A parallel board commonly available on internet, for less than $8, it allows to charge and balance up to 6 LiPo batteries

What you CAN do:
  • Charge multiple batteries together
  • Charge multiple batteries with different CAPACITIES (the mAh value)
  • Charge multiple batteries, at a slightly different charge levels 
  • Charge as many batteries as you want
What you CANNOT do:
  • Charge different kinds of batteries (a LiPo and a NiMH together, for example)
  • Charge batteries with a different cell count (a 2S and a 3S together)
HOW you do it:
  • Connect the balance plugs to the parallel board first. If the batteries are at a different charge level, leave them with the balance plug connected for at least 15 minutes, with the charger off. This will allow all the cells within all the batteries to equalise. 
  • Now connect the discharge plugs to the parallel board
  • Set your balancer / charger to correctly charge the batteries and...wait until it's done!
This is a cell monitor, it quickly tells the voltage of each cell and of the total battery. Incredibly useful at the field to determine which battery has already been used.


  • The safest method to charge LiPo batteries and the one that will prolongue their life the most is to charge them at 1C. Bringing back our 3S 1000mAh battery, charge it at 1C would mean set the charger to fill the battery at 1000mAh.

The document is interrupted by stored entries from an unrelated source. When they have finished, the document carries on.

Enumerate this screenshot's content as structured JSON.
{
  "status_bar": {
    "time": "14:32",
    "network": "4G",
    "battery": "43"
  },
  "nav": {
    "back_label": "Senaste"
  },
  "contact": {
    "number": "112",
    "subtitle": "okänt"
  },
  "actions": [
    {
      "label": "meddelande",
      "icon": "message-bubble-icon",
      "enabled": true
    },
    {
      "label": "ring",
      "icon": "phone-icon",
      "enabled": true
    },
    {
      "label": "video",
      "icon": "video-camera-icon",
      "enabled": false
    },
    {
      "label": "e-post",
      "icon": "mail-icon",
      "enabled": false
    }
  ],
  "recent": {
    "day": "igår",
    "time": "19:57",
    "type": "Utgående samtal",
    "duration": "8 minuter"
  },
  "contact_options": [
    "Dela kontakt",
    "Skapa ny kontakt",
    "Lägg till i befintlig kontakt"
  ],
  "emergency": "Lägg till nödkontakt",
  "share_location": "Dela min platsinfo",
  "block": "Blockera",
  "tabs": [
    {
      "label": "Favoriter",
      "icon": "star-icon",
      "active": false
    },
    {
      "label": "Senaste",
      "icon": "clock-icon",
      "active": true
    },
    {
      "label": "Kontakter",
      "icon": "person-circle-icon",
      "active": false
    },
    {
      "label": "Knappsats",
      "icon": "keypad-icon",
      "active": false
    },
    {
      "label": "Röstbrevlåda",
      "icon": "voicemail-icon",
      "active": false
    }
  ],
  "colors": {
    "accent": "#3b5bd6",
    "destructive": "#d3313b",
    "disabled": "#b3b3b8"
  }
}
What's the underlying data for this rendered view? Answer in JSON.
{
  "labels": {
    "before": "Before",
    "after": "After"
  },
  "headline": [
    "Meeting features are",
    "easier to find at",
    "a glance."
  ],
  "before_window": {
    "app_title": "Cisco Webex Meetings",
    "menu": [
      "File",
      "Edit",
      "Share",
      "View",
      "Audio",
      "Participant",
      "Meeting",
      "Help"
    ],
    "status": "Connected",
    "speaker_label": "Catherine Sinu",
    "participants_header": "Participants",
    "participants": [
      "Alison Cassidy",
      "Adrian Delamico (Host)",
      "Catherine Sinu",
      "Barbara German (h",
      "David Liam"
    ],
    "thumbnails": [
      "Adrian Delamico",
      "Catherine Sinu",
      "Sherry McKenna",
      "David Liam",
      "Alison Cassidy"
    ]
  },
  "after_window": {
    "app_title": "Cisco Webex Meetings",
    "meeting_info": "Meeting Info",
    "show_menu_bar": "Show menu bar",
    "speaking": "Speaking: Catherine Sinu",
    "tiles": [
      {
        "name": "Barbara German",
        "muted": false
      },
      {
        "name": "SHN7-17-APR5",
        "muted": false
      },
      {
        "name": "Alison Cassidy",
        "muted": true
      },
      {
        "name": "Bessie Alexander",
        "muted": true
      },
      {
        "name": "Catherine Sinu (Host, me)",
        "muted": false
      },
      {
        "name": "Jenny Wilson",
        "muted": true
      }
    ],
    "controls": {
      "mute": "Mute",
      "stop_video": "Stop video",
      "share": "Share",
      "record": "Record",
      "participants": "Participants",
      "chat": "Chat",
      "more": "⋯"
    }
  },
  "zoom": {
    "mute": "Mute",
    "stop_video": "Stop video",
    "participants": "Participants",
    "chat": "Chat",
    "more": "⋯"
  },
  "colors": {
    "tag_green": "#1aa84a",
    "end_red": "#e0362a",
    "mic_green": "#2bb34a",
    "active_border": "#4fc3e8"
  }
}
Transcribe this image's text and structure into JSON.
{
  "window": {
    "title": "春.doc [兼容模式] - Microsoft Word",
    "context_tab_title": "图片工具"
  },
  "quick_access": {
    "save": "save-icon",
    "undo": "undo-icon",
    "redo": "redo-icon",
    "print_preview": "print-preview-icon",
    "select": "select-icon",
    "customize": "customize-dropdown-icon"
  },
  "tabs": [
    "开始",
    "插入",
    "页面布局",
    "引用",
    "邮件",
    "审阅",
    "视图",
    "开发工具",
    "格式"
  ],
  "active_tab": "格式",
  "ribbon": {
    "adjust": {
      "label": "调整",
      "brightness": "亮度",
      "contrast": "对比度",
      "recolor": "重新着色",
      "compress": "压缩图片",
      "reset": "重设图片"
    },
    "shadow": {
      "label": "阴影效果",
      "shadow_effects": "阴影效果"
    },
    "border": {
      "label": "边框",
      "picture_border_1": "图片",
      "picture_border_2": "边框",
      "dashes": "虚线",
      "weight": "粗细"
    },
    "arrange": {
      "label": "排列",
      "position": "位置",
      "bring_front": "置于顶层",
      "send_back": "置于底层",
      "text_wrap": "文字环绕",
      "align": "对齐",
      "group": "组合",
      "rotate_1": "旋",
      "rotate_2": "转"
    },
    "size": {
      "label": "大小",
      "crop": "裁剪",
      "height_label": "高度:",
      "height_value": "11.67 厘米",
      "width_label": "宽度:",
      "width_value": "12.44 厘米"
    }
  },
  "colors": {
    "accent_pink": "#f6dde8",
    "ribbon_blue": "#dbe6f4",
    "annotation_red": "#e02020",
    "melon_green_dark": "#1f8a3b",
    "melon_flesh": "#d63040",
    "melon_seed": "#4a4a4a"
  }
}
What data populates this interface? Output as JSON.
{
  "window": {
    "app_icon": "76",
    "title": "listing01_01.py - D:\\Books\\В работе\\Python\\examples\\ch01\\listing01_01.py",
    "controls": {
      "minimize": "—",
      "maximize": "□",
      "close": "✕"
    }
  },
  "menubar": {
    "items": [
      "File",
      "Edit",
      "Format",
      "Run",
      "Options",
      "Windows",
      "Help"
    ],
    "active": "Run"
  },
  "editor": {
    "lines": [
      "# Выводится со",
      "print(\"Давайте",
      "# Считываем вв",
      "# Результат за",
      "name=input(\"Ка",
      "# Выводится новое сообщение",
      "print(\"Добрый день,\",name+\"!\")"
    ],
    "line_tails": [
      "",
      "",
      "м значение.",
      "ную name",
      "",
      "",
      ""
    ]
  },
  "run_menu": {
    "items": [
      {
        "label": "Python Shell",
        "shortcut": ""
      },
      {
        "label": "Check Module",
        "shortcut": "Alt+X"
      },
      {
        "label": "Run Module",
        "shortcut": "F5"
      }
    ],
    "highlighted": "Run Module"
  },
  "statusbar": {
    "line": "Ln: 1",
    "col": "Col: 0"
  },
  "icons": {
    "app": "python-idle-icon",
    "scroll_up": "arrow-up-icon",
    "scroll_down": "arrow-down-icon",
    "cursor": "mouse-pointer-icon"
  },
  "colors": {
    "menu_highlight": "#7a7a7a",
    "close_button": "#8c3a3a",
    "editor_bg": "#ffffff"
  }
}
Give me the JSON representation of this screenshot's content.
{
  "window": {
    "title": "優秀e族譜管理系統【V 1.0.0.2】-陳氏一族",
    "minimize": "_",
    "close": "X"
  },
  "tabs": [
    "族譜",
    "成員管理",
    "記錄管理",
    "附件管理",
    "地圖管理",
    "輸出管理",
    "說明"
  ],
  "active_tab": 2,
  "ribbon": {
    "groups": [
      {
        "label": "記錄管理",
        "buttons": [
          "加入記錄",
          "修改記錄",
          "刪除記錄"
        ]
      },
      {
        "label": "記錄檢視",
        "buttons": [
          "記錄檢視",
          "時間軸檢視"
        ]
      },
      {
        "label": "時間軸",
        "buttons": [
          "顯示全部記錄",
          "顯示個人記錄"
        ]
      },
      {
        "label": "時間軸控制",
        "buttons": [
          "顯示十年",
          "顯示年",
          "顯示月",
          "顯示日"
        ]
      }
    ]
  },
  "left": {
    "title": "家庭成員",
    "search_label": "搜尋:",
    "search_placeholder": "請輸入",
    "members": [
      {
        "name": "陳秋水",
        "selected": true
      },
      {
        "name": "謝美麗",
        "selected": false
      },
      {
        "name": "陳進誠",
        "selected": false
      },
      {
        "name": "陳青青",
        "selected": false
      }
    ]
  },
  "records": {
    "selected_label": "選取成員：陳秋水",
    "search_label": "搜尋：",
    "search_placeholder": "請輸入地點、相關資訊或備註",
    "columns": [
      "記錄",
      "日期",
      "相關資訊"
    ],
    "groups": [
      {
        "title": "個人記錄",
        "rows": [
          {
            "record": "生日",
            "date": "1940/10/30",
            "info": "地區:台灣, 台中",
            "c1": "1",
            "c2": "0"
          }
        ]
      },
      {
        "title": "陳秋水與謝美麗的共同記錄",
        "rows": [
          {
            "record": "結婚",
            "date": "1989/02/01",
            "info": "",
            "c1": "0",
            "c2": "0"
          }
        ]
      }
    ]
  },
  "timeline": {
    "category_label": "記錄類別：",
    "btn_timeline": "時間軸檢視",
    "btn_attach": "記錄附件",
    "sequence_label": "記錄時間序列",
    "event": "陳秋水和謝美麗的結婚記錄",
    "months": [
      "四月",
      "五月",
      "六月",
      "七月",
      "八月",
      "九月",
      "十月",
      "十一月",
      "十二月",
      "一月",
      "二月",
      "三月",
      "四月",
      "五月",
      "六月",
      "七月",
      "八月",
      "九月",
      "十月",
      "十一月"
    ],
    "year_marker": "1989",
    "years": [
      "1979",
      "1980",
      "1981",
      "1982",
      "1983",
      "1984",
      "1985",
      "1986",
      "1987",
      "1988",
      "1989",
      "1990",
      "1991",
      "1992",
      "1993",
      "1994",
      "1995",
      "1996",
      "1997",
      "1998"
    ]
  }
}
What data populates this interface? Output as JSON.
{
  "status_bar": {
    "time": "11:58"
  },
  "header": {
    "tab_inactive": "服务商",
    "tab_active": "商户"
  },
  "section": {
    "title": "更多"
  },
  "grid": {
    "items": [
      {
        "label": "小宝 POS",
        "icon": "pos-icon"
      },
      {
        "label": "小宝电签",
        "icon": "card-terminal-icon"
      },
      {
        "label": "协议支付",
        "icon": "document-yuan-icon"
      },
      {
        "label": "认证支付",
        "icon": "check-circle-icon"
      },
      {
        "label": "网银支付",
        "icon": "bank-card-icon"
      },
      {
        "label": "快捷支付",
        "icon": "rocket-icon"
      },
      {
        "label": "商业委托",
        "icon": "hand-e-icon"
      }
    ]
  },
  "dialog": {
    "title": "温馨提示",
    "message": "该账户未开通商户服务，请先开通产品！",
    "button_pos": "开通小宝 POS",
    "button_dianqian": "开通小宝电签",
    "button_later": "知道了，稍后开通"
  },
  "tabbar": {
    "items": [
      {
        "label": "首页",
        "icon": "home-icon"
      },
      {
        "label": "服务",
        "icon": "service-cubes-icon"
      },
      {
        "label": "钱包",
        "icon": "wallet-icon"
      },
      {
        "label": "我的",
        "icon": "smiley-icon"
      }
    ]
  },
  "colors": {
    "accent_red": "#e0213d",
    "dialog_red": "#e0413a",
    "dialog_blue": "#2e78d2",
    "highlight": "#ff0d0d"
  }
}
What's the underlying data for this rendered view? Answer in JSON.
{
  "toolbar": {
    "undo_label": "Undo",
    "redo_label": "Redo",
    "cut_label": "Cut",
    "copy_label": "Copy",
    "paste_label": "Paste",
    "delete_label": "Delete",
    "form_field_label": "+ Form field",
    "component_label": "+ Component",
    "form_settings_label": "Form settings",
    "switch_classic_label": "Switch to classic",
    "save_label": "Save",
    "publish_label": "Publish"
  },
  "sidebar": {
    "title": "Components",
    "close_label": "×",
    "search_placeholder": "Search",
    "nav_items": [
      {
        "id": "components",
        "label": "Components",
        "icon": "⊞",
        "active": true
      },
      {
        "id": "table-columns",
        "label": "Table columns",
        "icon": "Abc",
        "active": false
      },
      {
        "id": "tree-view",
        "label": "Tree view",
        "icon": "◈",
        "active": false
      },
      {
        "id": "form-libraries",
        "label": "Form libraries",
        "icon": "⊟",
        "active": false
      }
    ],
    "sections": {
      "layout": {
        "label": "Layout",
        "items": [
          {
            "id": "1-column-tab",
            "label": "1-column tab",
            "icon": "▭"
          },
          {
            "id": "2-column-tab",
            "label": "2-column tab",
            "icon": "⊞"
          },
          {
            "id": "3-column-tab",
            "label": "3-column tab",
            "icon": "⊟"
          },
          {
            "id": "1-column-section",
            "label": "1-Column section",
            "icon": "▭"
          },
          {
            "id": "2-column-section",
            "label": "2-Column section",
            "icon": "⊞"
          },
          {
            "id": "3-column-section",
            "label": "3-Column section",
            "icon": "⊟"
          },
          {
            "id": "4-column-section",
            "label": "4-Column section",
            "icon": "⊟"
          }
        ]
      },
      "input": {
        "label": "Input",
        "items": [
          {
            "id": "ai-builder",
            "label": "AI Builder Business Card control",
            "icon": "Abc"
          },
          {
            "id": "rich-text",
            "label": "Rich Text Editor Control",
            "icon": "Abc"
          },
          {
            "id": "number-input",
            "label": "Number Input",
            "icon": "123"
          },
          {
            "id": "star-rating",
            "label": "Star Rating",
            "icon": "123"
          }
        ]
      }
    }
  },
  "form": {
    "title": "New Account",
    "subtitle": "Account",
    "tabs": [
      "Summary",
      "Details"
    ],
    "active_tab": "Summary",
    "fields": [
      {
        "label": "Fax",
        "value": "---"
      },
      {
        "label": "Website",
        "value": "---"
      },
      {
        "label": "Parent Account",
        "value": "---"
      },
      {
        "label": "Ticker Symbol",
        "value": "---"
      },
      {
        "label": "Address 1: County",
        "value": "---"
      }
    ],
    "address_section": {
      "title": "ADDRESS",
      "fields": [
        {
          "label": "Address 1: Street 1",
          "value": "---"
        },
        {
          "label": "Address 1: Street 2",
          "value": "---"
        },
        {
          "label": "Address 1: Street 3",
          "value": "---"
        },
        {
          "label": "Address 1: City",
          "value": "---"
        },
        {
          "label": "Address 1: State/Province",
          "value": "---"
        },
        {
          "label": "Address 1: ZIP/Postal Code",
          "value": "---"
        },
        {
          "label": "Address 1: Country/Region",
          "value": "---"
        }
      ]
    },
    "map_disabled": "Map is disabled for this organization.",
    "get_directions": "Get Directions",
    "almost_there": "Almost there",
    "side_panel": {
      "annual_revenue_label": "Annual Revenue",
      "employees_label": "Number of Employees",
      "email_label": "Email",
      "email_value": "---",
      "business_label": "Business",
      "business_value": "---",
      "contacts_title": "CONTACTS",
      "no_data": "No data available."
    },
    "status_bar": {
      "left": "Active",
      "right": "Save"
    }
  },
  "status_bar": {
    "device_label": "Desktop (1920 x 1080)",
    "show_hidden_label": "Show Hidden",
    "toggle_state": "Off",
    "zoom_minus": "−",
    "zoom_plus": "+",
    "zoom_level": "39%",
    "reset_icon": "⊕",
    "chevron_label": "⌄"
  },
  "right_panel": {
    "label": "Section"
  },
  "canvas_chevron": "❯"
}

If we were to charge it at 2C (which is thought to be safe with quality batteries) we would set the charger ar 2000 mAh, halving the charging time.
  • Never, EVER, use more than 80% of the capacity of the battery. This will kill the cells and make them unusable.
  • If you plan not to use your batteries for a prolonged amount of time, the best thing you can do is to partially discharge them to a safe level, which is around 3,85V per cell. Usually chargers have the possibility to automatically prepare the batteries for storage.
  • Do not leave LiPo batteries unattended when charging them, it is dangerous.
  • If you crash and your battery inflates leave it alone for at least 20 minutes, put it in a fire proof box and dispose of it properly, it is dangerous.